The Kundera stopped dead in its tracks, I’m afraid. But then the long-languishing song from Sharyn McCrumb’s THE ROSEWOOD CASKET kept nagging at me and, late one night about ten days ago, finally broke through and finished. You can’t imagine the relief and you shouldn’t want to. It took me two days to be sure I wasn’t crazy. I’ve played it once in public now, where it was well-loved. A rare piece of bluegrass for me, albeit complicated with what one friend calls “Dudley chords” that will, no doubt, throw musicians who expect to settle into a full-on traditional groove. Typical for me, but who cares? The song finally carries the complexity of the emotion without losing the emotional propulsion.
Meanwhile, I just finished Norman Mailer’s THE NAKED AND THE DEAD, and nothing is coming out of it for me. I liked it quite a bit, in a sort of trying-hard-to-be-an-American-Tolstoy way.
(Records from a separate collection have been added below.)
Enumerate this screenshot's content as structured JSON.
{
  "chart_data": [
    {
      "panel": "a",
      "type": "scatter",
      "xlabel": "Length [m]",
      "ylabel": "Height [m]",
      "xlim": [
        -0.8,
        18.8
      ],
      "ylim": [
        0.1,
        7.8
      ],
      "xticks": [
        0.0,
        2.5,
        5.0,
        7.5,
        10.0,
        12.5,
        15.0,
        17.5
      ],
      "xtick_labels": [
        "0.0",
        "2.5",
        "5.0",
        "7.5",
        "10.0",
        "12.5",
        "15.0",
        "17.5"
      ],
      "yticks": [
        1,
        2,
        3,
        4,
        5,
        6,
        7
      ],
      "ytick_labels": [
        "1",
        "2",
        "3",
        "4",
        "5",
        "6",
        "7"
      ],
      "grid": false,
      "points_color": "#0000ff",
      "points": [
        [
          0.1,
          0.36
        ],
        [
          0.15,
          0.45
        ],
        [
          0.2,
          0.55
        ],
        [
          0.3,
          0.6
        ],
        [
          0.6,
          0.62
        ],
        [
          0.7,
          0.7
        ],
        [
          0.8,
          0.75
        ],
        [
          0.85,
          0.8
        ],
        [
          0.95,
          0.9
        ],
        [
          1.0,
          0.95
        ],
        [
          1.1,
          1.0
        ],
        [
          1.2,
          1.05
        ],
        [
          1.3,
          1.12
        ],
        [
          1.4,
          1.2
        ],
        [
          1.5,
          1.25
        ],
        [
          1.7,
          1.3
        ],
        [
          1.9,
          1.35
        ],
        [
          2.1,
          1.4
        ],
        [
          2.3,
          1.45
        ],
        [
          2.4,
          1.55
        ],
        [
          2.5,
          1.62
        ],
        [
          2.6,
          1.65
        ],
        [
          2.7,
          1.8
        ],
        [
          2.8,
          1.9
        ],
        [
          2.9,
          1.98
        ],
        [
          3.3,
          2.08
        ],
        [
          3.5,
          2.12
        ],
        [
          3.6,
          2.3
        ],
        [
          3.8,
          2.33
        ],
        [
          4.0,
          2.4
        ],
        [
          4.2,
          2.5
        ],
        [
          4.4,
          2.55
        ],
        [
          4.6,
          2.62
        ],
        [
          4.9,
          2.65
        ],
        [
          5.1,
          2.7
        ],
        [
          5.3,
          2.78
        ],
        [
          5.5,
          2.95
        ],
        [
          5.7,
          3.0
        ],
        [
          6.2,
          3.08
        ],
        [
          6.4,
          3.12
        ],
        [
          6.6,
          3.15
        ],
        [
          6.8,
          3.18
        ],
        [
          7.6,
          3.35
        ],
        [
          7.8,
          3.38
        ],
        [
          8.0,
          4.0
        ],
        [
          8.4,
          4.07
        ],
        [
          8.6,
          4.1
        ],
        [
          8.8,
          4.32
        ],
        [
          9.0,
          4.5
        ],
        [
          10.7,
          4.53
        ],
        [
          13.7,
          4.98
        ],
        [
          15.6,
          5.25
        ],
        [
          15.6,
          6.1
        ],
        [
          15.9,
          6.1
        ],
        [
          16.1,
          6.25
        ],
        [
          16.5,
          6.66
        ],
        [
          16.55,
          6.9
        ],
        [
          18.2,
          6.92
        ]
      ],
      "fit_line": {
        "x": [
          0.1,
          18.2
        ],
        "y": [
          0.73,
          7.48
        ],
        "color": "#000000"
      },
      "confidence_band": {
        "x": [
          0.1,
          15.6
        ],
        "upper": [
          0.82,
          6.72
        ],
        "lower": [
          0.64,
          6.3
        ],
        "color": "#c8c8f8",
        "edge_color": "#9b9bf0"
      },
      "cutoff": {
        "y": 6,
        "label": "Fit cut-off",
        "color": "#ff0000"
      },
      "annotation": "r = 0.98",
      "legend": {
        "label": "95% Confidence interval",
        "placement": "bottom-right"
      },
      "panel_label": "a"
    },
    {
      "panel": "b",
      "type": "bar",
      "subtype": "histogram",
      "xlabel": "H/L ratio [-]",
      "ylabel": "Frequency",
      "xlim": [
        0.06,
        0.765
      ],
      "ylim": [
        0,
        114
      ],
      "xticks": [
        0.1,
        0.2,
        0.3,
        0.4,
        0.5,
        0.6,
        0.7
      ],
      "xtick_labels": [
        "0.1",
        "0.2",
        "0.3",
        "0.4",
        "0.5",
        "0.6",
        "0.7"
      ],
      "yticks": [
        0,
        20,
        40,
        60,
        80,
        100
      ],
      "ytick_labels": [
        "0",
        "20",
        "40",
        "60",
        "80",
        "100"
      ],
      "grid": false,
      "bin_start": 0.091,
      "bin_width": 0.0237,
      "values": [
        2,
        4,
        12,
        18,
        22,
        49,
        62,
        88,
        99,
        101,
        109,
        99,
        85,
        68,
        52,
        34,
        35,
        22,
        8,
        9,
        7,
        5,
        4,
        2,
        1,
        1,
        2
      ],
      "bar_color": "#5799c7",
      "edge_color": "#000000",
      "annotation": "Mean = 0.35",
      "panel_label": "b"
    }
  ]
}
But once it was over there was nothing going on between me and the book, no extra reverberations that needed to be filled. Still, it was good to read and finally understand why people liked Mailer. I’d only read his essays, and thought they were pompous and ridiculous the way an over-bright college sophomore’s would be if he did too much coke for way too long. Sez me, anyway.
I have failed for weeks now to pick up the Kundera and the Chekhov again from the library or the book store. I am filled with shame. Still, I scribble odd phrases whenever I think about the Kundera. Is it better to base what I’m doing on 15 year old memories? That’s certainly one kind of experiment.